The Republican-controlled House will vote on the spending blueprint next week, but is expected to get stiff resistance from the Democrat-controlled Senate. -File Photo

WASHINGTON: The House Armed Services Committee on Thursday overwhelmingly backed a $642 billion US defense bill that calls for construction of a missile defense site on the East Coast, restores aircraft and ships slated for early retirement and ignores the Pentagon's cost-saving request for another round of domestic base closings.    

Despite the clamor for fiscal discipline, the committee crafted a military spending blueprint that's $8 billion more than the level President Barack Obama and congressional Republicans agreed to last summer in the deficit-cutting law. The panel vote early Thursday morning was 56-5.

Rep. Howard ''Buck'' McKeon, the Republican chairman of the committee, said in a statement that the legislation meets his goal of ''keeping faith with American's men and women in uniform; restoring fiscal sanity to a defense budget that is inconsistent with the threats America faces and rebuilding a force after a decade of war.''

The Republican-controlled House is expected to vote on the spending blueprint next week, but the legislation will be significantly changed in the Democratic-controlled Senate, where lawmakers are sticking to the lower spending level.

Over hours of sometimes testy debate, the committee backed construction of a missile defense site on the East Coast, rejecting Pentagon arguments that the facility is unnecessary and Democratic complaints that the nearly $5 billion project amounts to wasteful spending in a time of tight budgets.

Republicans insisted that the site is necessary in the event that Iran or North Korea develops an intercontinental ballistic missile capable of attacking the East Coast.

Democrats countered that throwing billions of dollars at a missile defense system plagued by failures made no sense, especially when the threat from the two nations is highly uncertain and many in Washington are demanding fiscal discipline.
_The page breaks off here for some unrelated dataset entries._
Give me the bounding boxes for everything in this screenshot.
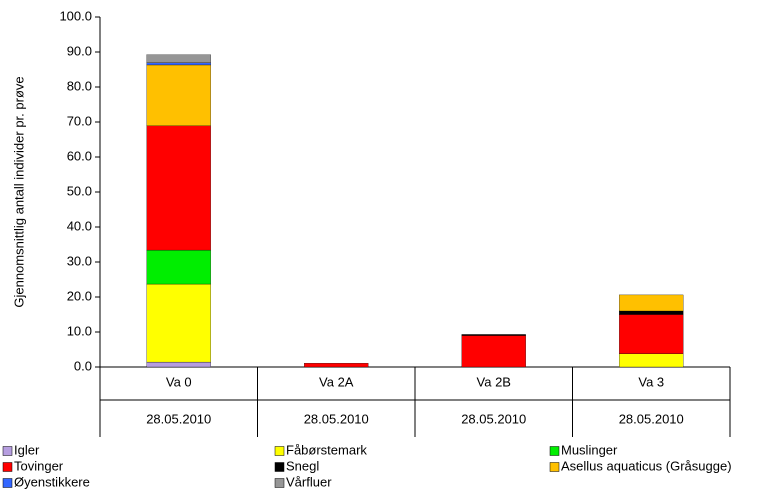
legend-swatch xyxy=(274,446,285,456)
x-sub-label: 28.05.2010 xyxy=(304,411,369,426)
legend-label: Øyenstikkere xyxy=(14,474,90,489)
y-tick-label: 70.0 xyxy=(67,113,92,128)
bar-segment xyxy=(619,310,684,315)
y-tick-label: 30.0 xyxy=(67,253,92,268)
y-tick-label: 60.0 xyxy=(67,148,92,163)
y-tick-label: 90.0 xyxy=(67,43,92,58)
bar-segment xyxy=(146,249,211,285)
x-sub-label: 28.05.2010 xyxy=(619,411,684,426)
y-tick-label: 80.0 xyxy=(67,78,92,93)
x-tick-label: Va 3 xyxy=(638,374,664,389)
y-tick-label: 10.0 xyxy=(67,323,92,338)
legend-label: Fåbørstemark xyxy=(286,442,367,457)
bar-segment xyxy=(619,294,684,312)
bar-segment xyxy=(146,54,211,63)
y-tick-label: 100.0 xyxy=(59,8,92,23)
bar-segment xyxy=(304,362,369,368)
x-tick-label: Va 2A xyxy=(319,374,354,389)
legend-label: Igler xyxy=(14,442,40,457)
legend-swatch xyxy=(2,462,13,472)
legend-label: Vårfluer xyxy=(286,474,332,489)
x-sub-label: 28.05.2010 xyxy=(146,411,211,426)
legend-label: Snegl xyxy=(286,458,319,473)
bar-segment xyxy=(619,314,684,354)
bar-segment xyxy=(619,353,684,368)
x-sub-label: 28.05.2010 xyxy=(461,411,526,426)
bar-segment xyxy=(461,334,526,336)
x-tick-label: Va 2B xyxy=(477,374,511,389)
y-axis-label: Gjennomsnittlig antall individer pr. prø… xyxy=(11,76,26,307)
y-tick-label: 50.0 xyxy=(67,183,92,198)
bar-segment xyxy=(146,283,211,363)
bar-segment xyxy=(146,125,211,251)
legend-label: Tovinger xyxy=(14,458,64,473)
bar-segment xyxy=(146,62,211,66)
legend-label: Asellus aquaticus (Gråsugge) xyxy=(561,458,732,473)
y-tick-label: 0.0 xyxy=(74,358,92,373)
y-tick-label: 40.0 xyxy=(67,218,92,233)
legend-swatch xyxy=(549,446,560,456)
legend-swatch xyxy=(2,446,13,456)
x-tick-label: Va 0 xyxy=(166,374,192,389)
legend-label: Muslinger xyxy=(561,442,618,457)
y-tick-label: 20.0 xyxy=(67,288,92,303)
bar-segment xyxy=(461,335,526,368)
bar-segment xyxy=(146,361,211,368)
legend-swatch xyxy=(2,478,13,488)
legend-swatch xyxy=(274,462,285,472)
legend-swatch xyxy=(274,478,285,488)
legend-swatch xyxy=(549,462,560,472)
bar-segment xyxy=(146,64,211,126)
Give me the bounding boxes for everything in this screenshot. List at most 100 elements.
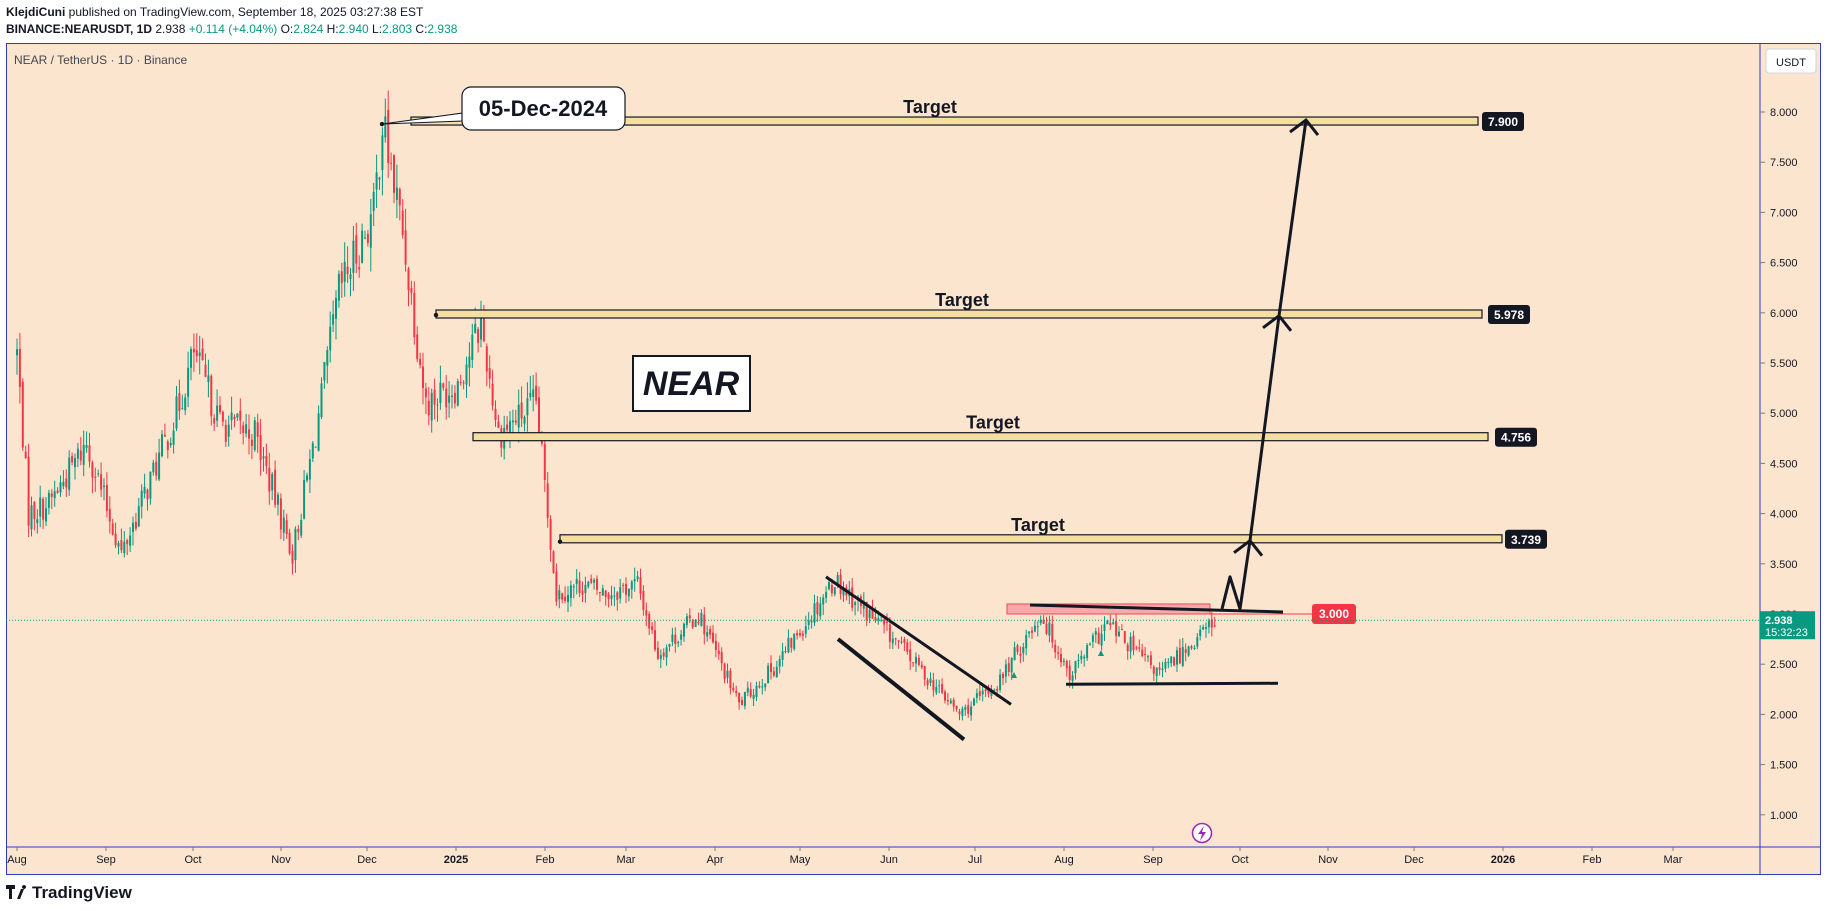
time-tick-label: Aug xyxy=(1054,854,1074,866)
publisher-name[interactable]: KlejdiCuni xyxy=(6,5,66,19)
candle-body xyxy=(874,617,877,621)
candle-body xyxy=(511,420,514,423)
candle-body xyxy=(1158,667,1161,670)
candle-body xyxy=(85,445,88,449)
candle-body xyxy=(1115,621,1118,637)
candle-body xyxy=(279,498,282,530)
candle-body xyxy=(755,685,758,697)
channel-lower-line[interactable] xyxy=(836,637,966,742)
candle-body xyxy=(619,587,622,599)
candle-body xyxy=(526,398,529,416)
candle-body xyxy=(662,652,665,657)
candle-body xyxy=(297,529,300,533)
candle-body xyxy=(271,474,274,491)
candle-body xyxy=(891,638,894,644)
candle-body xyxy=(268,467,271,492)
target-zone[interactable]: Target 5.978 xyxy=(435,290,1530,325)
candle-body xyxy=(143,487,146,494)
candle-body xyxy=(920,664,923,668)
candle-body xyxy=(308,458,311,480)
resistance-trendline[interactable] xyxy=(1029,603,1284,614)
candle-body xyxy=(593,580,596,583)
candle-body xyxy=(398,189,401,206)
candle-body xyxy=(906,642,909,652)
candle-body xyxy=(155,461,158,476)
candle-body xyxy=(387,109,390,163)
candle-body xyxy=(250,439,253,447)
time-tick-label: 2026 xyxy=(1491,854,1515,866)
candle-body xyxy=(24,451,27,459)
candle-body xyxy=(300,520,303,536)
candle-body xyxy=(1091,635,1094,642)
candle-body xyxy=(480,317,482,340)
candle-body xyxy=(56,490,59,493)
candle-body xyxy=(1106,620,1109,625)
currency-button[interactable] xyxy=(1765,48,1817,74)
candle-body xyxy=(224,424,227,442)
time-tick-label: Apr xyxy=(706,854,723,866)
target-zone[interactable]: Target 3.739 xyxy=(559,515,1547,549)
candle-body xyxy=(506,424,509,430)
candle-body xyxy=(894,638,897,640)
candle-body xyxy=(1074,660,1077,674)
candle-body xyxy=(395,187,398,200)
candle-body xyxy=(401,210,404,235)
candle-body xyxy=(729,670,732,689)
candle-body xyxy=(448,395,451,403)
target-zone[interactable]: Target 4.756 xyxy=(472,413,1537,447)
chart-frame[interactable] xyxy=(6,43,1821,875)
candle-body xyxy=(775,666,778,678)
candle-body xyxy=(187,367,190,397)
price-tick-label: 2.000 xyxy=(1770,709,1798,721)
candle-body xyxy=(877,618,880,621)
candle-body xyxy=(198,352,201,357)
candle-body xyxy=(1080,655,1083,660)
candle-body xyxy=(671,634,674,642)
candle-body xyxy=(439,382,442,404)
candle-body xyxy=(245,424,248,434)
candle-body xyxy=(749,689,752,697)
price-tick-label: 6.500 xyxy=(1770,258,1798,270)
time-tick-label: 2025 xyxy=(444,854,468,866)
candle-body xyxy=(1086,645,1089,658)
candle-body xyxy=(633,579,636,582)
candle-body xyxy=(709,629,712,635)
candle-body xyxy=(1039,619,1042,624)
candle-body xyxy=(778,659,781,667)
near-label-box[interactable] xyxy=(632,355,751,412)
candle-body xyxy=(129,535,132,546)
projection-path[interactable] xyxy=(1220,119,1308,611)
candle-body xyxy=(120,540,123,551)
candle-body xyxy=(184,397,187,411)
candle-body xyxy=(604,590,607,597)
candle-body xyxy=(958,711,961,715)
time-tick-label: Feb xyxy=(536,854,555,866)
candle-body xyxy=(216,405,219,421)
candle-body xyxy=(323,362,326,381)
candle-body xyxy=(79,450,82,461)
candle-body xyxy=(256,422,259,437)
breakout-level-badge xyxy=(1312,604,1356,624)
support-trendline[interactable] xyxy=(1065,681,1279,686)
candle-body xyxy=(91,462,94,478)
candle-body xyxy=(700,612,703,627)
candle-body xyxy=(552,551,555,573)
candle-body xyxy=(761,686,764,688)
candle-body xyxy=(996,688,999,691)
candle-body xyxy=(810,620,813,623)
candle-body xyxy=(474,323,477,333)
candle-body xyxy=(436,404,439,406)
date-callout-box[interactable] xyxy=(461,86,626,131)
candle-body xyxy=(491,383,494,406)
lightning-icon[interactable] xyxy=(1191,822,1213,844)
chart-title: NEAR / TetherUS · 1D · Binance xyxy=(14,53,188,67)
candle-body xyxy=(355,235,358,264)
symbol-info: BINANCE:NEARUSDT, 1D 2.938 +0.114 (+4.04… xyxy=(6,22,457,36)
symbol-name[interactable]: BINANCE:NEARUSDT, 1D xyxy=(6,22,153,36)
anchor-dot xyxy=(379,121,385,127)
candle-body xyxy=(680,634,683,640)
channel-upper-line[interactable] xyxy=(825,575,1012,706)
candle-body xyxy=(161,434,163,457)
tradingview-logo[interactable]: TradingView xyxy=(6,883,132,903)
This ''would be spending up to $5 billion in the next three years on a missile defense system that doesn't work,'' said Rep. John Garamendi, a Democrat who offered an amendment to eliminate the project from the Republican-backed bill.

The chief proponent of constructing the site, Rep. Michael Turner, a Republican, said, ''We need to proceed with missile defense whether this president wants to or not.''

On a largely party-line vote, the panel rejected Garamendi's effort, 33-28. Since the mid-1980s, the Pentagon has spent nearly $150 billion on missile defense programs and envisions another $44 billion over the next five years. But it is not looking to construct a facility on the East Coast.

Gen. Charles Jacoby, the head of US Northern Command and North American Aerospace Defense Command, told Congress earlier this year, ''Today's threats do not require an East Coast missile field, and we do not have plans to do so.'' The progress of Iranian and North Korean programs remains unclear. The United States and its allies accuse Iran of using its nuclear program to develop atomic weapons. Iran insists it is producing nuclear energy.

North Korea suffered a failed rocket launch last month when its Unha-3 rocket broke apart, raising questions about the immediate threat to the United States from a North Korean long-range missile.

Lt. Gen. Patrick J. O'Reilly, the head of the US missile defense program, told Congress recently that North Korea lacks the testing for a capable system and has made little progress in its spaceflight program.

Nevertheless, the committee envisions construction of the site by the end of 2015, with the Pentagon deciding on a possible location. The bill includes $100 million to study three potential sites.

The committee rejected the Pentagon's call to mothball 18 Air Force Global Hawk drones, and it restored four Navy cruisers slated for early retirement in next year's budget.